À procura de textos e pretextos, e dos seus contextos.

07/03/2009

Surveillance - Police target protesters and journalists

Yesterday the Guardian reported that firms were buying information about which workers are active in unions. Today we expose how the police monitor protesters, and upload their details on to a central database. And their own films from last year's climate camp, which can be seen on the Guardian website, show that while they are at it, they also take the chance to pry on journalists who are covering the story.

Taken together, these stories provide a reminder of why last weekend's Convention on Modern Liberty was so timely. There are those, well represented in the government, who argue that the great eye of surveillance is a hallucination of the paranoid middle class. For most voters, certainly, paying the bills and being safe on the street are more pressing concerns than the proliferation of CCTV. The deep worry, however, has never been mere discomfort at the idea of being filmed or otherwise tracked. Rather, it is the potential for abuse that comes with the electronic logbooks. The lesson of history is that the powerful cannot be relied on to use the information they possess for the public good, as opposed to their own convenience.

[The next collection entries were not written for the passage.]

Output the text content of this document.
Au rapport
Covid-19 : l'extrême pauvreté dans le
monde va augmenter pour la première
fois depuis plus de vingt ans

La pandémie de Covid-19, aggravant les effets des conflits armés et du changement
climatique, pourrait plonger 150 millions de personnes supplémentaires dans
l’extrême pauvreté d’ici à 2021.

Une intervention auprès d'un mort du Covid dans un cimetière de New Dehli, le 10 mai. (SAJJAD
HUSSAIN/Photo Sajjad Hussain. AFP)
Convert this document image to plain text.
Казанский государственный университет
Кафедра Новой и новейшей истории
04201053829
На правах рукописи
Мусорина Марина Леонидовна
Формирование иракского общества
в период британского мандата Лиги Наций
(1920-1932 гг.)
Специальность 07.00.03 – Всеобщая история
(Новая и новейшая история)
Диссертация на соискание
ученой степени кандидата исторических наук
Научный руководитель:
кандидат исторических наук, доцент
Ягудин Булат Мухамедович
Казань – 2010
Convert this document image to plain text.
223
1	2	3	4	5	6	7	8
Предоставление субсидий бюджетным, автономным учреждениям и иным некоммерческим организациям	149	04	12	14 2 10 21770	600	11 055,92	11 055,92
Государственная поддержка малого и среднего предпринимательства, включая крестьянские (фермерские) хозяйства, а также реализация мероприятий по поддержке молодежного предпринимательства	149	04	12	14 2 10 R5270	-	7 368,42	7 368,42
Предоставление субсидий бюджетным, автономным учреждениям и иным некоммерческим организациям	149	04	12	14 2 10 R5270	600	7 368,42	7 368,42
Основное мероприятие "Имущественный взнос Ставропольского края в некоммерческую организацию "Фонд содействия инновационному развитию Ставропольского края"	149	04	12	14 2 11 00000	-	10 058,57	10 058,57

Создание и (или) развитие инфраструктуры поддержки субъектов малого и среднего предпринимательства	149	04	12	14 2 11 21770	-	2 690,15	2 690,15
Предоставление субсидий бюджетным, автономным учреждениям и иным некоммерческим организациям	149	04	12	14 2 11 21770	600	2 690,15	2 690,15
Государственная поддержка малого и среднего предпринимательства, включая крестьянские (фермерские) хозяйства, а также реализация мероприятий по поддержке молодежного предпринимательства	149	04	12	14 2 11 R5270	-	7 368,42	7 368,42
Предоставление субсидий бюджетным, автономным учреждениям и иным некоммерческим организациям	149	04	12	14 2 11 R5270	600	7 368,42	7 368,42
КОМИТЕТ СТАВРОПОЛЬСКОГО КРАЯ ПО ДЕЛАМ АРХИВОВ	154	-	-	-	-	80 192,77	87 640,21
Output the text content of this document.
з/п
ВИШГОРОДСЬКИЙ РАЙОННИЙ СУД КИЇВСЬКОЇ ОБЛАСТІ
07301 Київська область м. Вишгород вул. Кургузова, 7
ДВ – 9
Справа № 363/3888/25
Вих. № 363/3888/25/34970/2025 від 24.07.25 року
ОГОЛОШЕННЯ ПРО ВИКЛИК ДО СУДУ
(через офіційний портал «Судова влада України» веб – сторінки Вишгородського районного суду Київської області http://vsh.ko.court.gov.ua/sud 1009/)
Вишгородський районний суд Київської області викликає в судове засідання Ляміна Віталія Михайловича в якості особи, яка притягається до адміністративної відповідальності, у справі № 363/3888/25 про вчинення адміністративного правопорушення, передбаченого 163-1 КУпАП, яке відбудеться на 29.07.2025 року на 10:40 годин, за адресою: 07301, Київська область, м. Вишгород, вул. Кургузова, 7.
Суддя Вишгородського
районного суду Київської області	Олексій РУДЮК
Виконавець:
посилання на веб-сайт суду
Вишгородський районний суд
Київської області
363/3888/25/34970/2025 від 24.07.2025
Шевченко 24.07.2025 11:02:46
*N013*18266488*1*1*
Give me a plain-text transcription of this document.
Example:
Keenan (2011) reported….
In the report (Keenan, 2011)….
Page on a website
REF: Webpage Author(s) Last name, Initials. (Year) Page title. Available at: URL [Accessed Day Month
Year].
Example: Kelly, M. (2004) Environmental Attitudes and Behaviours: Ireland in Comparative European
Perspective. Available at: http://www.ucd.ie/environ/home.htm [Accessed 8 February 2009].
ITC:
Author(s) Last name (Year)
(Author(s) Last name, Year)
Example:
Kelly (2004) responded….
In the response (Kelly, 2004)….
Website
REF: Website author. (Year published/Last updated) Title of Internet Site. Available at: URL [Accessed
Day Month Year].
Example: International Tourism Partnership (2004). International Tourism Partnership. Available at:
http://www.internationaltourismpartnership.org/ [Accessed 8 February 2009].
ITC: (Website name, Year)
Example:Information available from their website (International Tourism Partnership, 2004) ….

The dangers are most obvious when the prying has a political dimension, as it does in the case of today's story. The police will first have to explain how collating details on protesters - and holding them for years - tallies with their recent claim in a separate court case that such evidence is only kept as an insurance policy against being sued. They said then that they kept the material on CD in case it one day proved useful in their defence. Next they will need to establish how the secretive transfer of such data to a central system is compatible with the right to privacy enshrined in the European convention, which could well prove to be difficult to do. Legal niceties aside, the fundamental question is what the service thinks it is doing keeping tabs on the political activities of individuals who are not suspected of any crime, or indeed spying on journalists who are doing their job.

If today's revelations underline the perils surveillance represent for democracy, the employer-funded blacklist of supposedly awkward workers, which the information commissioner exposed yesterday, illustrates how it also affects the bread and butter of life. Two electricians who fear they are on the list, whom we interviewed yesterday, believe it was employers' improper knowledge of their working history that left them unable to find work. The black mark was given for having taken bad bosses to tribunals; in other cases, past union activism may have had the same effect. Rights at work count for little when the right to confidentiality is trampled on. The public interest thus requires respect for private lives.